The findings of the latest data, showing huge growth in slums, are an objective and empirical commentary on the state of affairs of the CDA and ministries responsible for planning and management of the federal capital. What is even more intriguing is that successive heads of governments have been directly controlling the CDA, and ICT administration.

The ethnic and linguistic profile of these new rural/slum dwellers has not been shared by the Pakistan Bureau of Statistics (PSB) yet, which will provide even more insightful data of demographics of these dwellings. Demographic experts are predicting that, once this data is available, Islamabad may be a majority Pashtu speaking region.

With construction of western route of the China-Pak Economic Corridor (CPEC), which will reduce travel time for KP’s southern districts to the capital to almost two hours, the situation will get further complicated, highlighting urgency for development of satellite towns around western route if further slum development in Islamabad is to be prevented and reasonable alternative is to be provided to incoming migrants.

This critical finding of the new census demands the prime minister’s immediate attention and need to shake the CDA out of slumber, and also provides a good score card to measure performance of bureaucrats responsible for planning and urban management of the capital.
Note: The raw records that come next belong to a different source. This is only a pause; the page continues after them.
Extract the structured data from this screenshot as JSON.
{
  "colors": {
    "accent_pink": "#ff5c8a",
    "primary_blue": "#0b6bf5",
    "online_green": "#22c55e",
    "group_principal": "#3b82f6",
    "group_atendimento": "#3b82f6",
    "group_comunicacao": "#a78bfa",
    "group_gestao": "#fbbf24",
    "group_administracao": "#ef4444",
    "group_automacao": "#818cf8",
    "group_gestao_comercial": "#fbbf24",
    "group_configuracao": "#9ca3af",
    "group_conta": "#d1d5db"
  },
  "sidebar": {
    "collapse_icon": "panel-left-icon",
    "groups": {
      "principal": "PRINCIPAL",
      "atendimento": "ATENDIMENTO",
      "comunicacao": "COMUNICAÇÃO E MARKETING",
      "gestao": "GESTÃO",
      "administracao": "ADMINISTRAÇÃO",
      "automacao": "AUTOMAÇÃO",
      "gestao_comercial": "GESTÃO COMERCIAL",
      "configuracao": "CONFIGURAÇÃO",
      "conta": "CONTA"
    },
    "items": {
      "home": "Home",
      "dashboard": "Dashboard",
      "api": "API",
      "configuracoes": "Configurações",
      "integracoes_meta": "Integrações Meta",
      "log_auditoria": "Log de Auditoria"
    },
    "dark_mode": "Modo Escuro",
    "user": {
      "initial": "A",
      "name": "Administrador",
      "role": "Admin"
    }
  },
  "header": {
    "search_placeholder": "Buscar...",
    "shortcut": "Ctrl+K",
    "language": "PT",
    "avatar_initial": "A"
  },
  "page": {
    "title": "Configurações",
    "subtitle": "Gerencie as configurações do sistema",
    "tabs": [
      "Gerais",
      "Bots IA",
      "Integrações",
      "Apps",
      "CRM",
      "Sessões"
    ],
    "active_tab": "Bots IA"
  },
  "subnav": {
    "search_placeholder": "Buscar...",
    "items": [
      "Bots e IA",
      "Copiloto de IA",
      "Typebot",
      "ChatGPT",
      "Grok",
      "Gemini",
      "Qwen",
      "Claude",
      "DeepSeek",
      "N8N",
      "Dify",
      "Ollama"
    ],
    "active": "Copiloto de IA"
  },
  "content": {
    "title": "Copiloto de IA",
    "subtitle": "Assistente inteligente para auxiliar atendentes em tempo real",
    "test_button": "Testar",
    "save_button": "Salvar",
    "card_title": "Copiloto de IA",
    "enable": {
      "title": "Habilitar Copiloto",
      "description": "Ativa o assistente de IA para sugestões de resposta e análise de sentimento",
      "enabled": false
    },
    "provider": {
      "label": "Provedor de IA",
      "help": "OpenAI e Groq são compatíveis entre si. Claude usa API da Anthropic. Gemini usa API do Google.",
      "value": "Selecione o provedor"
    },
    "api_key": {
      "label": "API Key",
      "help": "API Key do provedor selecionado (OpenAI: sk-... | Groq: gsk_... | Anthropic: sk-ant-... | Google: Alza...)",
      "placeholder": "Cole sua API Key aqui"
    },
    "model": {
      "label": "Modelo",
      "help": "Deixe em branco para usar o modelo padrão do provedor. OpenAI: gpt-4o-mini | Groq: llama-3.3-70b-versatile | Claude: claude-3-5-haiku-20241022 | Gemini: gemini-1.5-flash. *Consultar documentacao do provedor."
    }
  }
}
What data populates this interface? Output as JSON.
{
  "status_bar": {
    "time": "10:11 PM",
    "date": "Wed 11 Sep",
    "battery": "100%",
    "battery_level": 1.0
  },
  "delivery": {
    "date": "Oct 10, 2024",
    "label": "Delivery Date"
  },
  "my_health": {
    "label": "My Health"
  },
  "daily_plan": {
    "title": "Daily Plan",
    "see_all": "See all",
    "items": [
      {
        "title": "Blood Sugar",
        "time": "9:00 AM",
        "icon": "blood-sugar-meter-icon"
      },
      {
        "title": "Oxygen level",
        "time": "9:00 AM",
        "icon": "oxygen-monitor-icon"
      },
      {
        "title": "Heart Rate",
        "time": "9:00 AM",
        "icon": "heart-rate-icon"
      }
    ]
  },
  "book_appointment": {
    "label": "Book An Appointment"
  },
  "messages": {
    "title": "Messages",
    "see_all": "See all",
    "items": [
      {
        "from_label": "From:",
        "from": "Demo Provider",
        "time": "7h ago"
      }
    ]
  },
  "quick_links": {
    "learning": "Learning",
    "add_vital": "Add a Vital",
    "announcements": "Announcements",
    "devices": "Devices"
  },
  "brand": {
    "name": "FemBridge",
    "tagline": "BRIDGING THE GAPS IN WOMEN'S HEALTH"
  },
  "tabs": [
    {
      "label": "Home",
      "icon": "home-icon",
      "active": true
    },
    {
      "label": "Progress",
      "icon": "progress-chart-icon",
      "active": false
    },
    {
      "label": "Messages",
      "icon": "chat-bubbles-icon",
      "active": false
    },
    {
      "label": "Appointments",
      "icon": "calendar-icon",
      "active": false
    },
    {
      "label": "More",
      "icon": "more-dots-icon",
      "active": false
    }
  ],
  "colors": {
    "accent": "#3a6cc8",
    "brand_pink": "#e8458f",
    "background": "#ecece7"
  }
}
Another factor further complicating this rapid “slumisation” in the capital’s suburbs is practically zero development expenditure in rural areas of ICT as the per capita development expenditure allocated in the Public Sector Development Programme (PSDP) for rural areas of Islamabad is lowest in Pakistan. Even backward regions like Balochistan, tribal areas and Gilgit-Baltistan have more per capita development spending than ICT’s rural areas.

India’s definition of urban population is very interesting. They don't go about it like Pakistan. A line divides urban and rural areas, but it is the characteristics of population that decide whether populace is to be classified as rural or urban.

These features include population of 5,000 or above; at least 75pc of male population engaged in non-agriculture pursuits so the linkage to agriculture will determine whether population is urban or rural; and population density of at least 400 persons per square kilometer.

Going by this definition, Tarnol, Barakhau, Sihala, Bani Gala, Jhangi Sayedan and many other settlements would be urban but urban slums.

Indians also use terms like urban agglomerations and outgrowths to define certain population centers in rural areas but have urban characteristics. As per these features, the ICT would be 80 percent urban but predominately "urban slums".